Schopfloch, mit eigenem Umspannwerk vor Ort, sei in Sachen Strom sicher und gut versorgt, stellte Aras gleich zu Beginn fest.

Insgesamt liege mittlerweile ein Großteil der knapp 100 Kilometer Stromkabel unter der Erde – 77 Prozent (25,9 Kilometer) im Mittel- und 79 Prozent (49,2 Kilometer) im Niederspannungsbereich. Der Trend gehe zum weiteren Abbau der Freileitungen. Von den 999 Hausanschlüssen in der Gemeinde waren im vergangenen Jahr 353 über Freileitung und 646 über unterirdische Kabel angeschlossen.

Betreiber investiert weitere 1,5 Millionen Euro

In den Jahren 2020 bis 2024 investierte Netze BW in der Gemeinde Schopfloch rund eine Million Euro – etwa bei der Erschließung von Gewerbe- und Baugebieten oder bei Erneuerungsmaßnahmen wie Kabelverlegung und Abbau von Freileitungen. In allen drei Ortsteilen sind in den kommenden Jahren weitere Investitionen in Höhe von knapp 1,5 Millionen Euro geplant.

Als Basis einer erfolgreichen und effizienten Energieversorgung gelte das „Energiepolitische Dreieck“ aus Versorgungssicherheit, bezahlbarem Strom und Klimaschutz, erklärte Aras.

„Klasse Quote“ bei erneuerbaren Energien

Was die erneuerbaren Energien angeht, würden durch in Schopfloch installierte Anlagen 89 Prozent des Stromverbrauchs der Gemeinde gedeckt. „Eine klasse Quote“, kommentierte der Regionalmanager.

Große Dynamik spüre man derzeit im Bereich Windkraft. Dafür müssten Netze ertüchtigt werden, weshalb es wichtig sei, dass das Unternehmen frühzeitig über Vorhaben informiert werde. Außerdem verzeichne der Netzbetreiber in jüngster Zeit vermehrt Speicheranfragen.

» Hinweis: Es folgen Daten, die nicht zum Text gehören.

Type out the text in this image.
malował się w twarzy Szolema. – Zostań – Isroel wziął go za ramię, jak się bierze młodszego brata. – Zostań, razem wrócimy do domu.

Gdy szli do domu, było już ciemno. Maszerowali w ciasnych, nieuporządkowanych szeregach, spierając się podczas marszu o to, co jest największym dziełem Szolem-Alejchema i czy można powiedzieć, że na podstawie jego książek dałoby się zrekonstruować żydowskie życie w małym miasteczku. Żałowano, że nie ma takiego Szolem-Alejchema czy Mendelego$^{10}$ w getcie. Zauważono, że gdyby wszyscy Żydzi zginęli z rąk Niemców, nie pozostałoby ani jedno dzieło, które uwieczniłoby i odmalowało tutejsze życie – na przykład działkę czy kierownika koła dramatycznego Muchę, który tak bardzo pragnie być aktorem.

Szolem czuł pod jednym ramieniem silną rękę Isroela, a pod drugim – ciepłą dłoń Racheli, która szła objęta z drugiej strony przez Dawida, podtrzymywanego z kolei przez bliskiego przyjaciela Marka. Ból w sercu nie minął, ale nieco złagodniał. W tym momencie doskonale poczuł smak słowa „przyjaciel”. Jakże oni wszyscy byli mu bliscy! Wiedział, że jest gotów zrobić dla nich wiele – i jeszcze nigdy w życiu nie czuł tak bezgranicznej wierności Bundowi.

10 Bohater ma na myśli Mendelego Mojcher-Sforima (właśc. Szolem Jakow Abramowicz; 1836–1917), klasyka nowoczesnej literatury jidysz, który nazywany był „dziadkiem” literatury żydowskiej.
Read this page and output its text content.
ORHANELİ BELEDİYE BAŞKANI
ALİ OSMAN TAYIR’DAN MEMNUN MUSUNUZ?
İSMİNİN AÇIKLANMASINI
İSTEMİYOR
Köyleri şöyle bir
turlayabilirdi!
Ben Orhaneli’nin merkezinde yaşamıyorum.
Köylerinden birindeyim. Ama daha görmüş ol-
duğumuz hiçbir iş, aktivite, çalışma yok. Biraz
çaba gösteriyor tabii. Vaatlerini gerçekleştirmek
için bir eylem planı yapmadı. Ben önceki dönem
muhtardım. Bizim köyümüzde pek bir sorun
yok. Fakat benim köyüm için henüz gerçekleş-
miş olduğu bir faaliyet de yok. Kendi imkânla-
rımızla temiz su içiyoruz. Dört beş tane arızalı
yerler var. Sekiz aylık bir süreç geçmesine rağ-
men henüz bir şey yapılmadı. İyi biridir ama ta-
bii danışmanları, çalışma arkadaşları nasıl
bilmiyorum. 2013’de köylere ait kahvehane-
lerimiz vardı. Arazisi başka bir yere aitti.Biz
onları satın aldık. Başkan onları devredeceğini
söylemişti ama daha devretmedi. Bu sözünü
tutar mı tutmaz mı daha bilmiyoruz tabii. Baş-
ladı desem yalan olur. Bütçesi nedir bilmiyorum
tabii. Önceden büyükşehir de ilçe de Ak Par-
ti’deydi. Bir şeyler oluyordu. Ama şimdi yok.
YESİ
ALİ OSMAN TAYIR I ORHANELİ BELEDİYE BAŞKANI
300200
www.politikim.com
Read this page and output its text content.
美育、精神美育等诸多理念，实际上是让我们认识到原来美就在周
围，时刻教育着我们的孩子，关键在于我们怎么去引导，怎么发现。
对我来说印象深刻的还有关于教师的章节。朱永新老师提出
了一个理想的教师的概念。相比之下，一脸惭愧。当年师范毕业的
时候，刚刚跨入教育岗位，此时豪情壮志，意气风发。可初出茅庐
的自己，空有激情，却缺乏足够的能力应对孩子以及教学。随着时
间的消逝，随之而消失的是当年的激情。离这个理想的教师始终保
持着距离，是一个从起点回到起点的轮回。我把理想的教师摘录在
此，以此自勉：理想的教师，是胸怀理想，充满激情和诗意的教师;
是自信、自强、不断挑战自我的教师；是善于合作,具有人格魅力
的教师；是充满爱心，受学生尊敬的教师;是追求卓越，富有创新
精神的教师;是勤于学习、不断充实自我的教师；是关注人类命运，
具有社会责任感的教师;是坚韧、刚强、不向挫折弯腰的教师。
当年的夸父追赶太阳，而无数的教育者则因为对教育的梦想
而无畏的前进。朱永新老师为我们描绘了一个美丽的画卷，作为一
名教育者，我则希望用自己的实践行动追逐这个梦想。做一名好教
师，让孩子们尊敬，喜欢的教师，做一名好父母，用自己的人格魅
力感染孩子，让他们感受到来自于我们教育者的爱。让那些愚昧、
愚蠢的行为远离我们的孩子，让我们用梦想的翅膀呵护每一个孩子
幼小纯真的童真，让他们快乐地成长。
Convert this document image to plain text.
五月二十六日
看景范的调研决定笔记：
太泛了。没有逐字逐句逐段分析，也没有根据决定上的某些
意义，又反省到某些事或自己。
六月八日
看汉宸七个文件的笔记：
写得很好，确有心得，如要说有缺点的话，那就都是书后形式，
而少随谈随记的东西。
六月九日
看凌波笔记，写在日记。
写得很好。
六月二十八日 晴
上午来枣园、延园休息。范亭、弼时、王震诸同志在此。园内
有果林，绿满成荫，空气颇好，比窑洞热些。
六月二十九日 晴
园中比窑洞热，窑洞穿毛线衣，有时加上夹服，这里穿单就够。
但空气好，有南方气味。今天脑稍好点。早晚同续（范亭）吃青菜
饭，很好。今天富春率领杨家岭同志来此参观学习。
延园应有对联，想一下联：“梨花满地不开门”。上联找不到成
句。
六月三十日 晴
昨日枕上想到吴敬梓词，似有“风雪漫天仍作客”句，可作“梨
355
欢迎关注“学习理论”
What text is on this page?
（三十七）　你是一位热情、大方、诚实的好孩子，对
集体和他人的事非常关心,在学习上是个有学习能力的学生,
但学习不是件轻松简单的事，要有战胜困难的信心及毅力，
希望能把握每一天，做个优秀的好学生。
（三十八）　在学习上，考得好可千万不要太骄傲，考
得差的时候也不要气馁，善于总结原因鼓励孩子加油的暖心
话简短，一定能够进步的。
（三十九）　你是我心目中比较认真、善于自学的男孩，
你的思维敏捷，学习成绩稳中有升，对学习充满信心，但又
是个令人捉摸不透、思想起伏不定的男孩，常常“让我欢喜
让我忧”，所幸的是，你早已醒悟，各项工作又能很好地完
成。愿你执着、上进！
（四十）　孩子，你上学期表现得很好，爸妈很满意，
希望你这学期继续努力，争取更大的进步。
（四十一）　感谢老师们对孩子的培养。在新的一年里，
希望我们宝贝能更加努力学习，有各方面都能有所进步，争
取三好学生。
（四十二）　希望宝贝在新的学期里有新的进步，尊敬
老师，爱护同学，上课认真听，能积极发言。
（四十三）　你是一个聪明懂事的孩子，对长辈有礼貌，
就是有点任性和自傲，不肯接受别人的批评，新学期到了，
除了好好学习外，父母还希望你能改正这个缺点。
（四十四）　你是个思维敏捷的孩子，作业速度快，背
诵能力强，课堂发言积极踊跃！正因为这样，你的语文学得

Drei Möglichkeiten bei der Hochspannungsleitung

Ein seit Jahren diskutierter Punkt – auch die Gemeinde spreche diesen immer wieder an, so Aras – sei die Hochspannungsleitung zwischen Oberiflingen und Unteriflingen, die im Bereich Gillteich ein Zusammenwachsen der Ortschaften verhindere. Nun zeigte er Möglichkeiten auf, die jedoch für die Kommune mit beträchtlichen Kosten verbunden sind.

Wenn die Freileitung unterirdisch verlegt werde, habe Netze BW Nachteile gegenüber einer Freileitung, auch weil diese Version weniger langlebig sei. Das heiße nicht, dass man sich prinzipiell dagegen verwehre, so Aras, doch es sei ein teures und großes Unterfangen. Die Kosten hierfür wie auch für eine komplette Umlegung würden grob überschlagen in beiden Varianten jeweils rund fünf Millionen Euro betragen. Die dritte Möglichkeit sei, die Freileitung höher zu legen, so dass der Schutzabstand eingehalten werde. Dabei liege die Kostenschätzung im Höchstfall bei ein bis zwei Millionen Euro.

„Die Zusammenarbeit mit der NetzeBW ist hervorragend, und die Versorgungssicherheit für Schopfloch ist gegeben“, stellte Bürgermeister Thomas Staubitzer im Anschluss zufrieden fest.

Zahlen, Daten und Fakten des Netzbetreibers Netze BW für Schopfloch

Erneuerbare Energien
In Schopfloch waren 2024 laut Netze BW 321 Anlagen gemeldet. 292 Photovoltaikanlagen machten den größten Anteil aus. Dazu kamen 22 Balkonkraftwerke, drei Biomasseanlagen, eine Windkraftanlage und drei KWK-Anlagen (Kraft-Wärme-Koppelung). Die größte Einspeisung ins Netz kam von der Windkraftanlage mit 3376 Megawattstunden (MWh) und den 292 PV-Anlagen mit 3193 MWh, gefolgt von den drei Biomasseanlagen mit 1869 MWh und den drei KWK-Anlagen mit 422 MWH. Durch die Anlagen wurden 89 Prozent des Stromverbrauchs der Gemeinde gedeckt. Der Verbrauch lag 2024 bei 9946 MWh, der Großteil entfiel auf Gewerbebetriebe.

Elektromobilität
In diesem Jahr sind in Schopfloch 119 elektrifizierte Fahrzeuge gemeldet – 67 Elektroautos und 52 Plug-in-Hybride. Damit liegt die Elektrifizierungsquote des Gesamtfahrzeugbestands bei 5,7 Prozent. Es gibt 50 Ladestationen mit 69 Ladepunkten.

Zählerablesungen
Von den 1353 Zählerablesungen in Schopfloch werden mittlerweile 1325 (98 Prozent) digital übermittelt. Von den Einspeisern nutzen aktuell 88 Prozent (245) das digitale Kundenportal der Netze BW.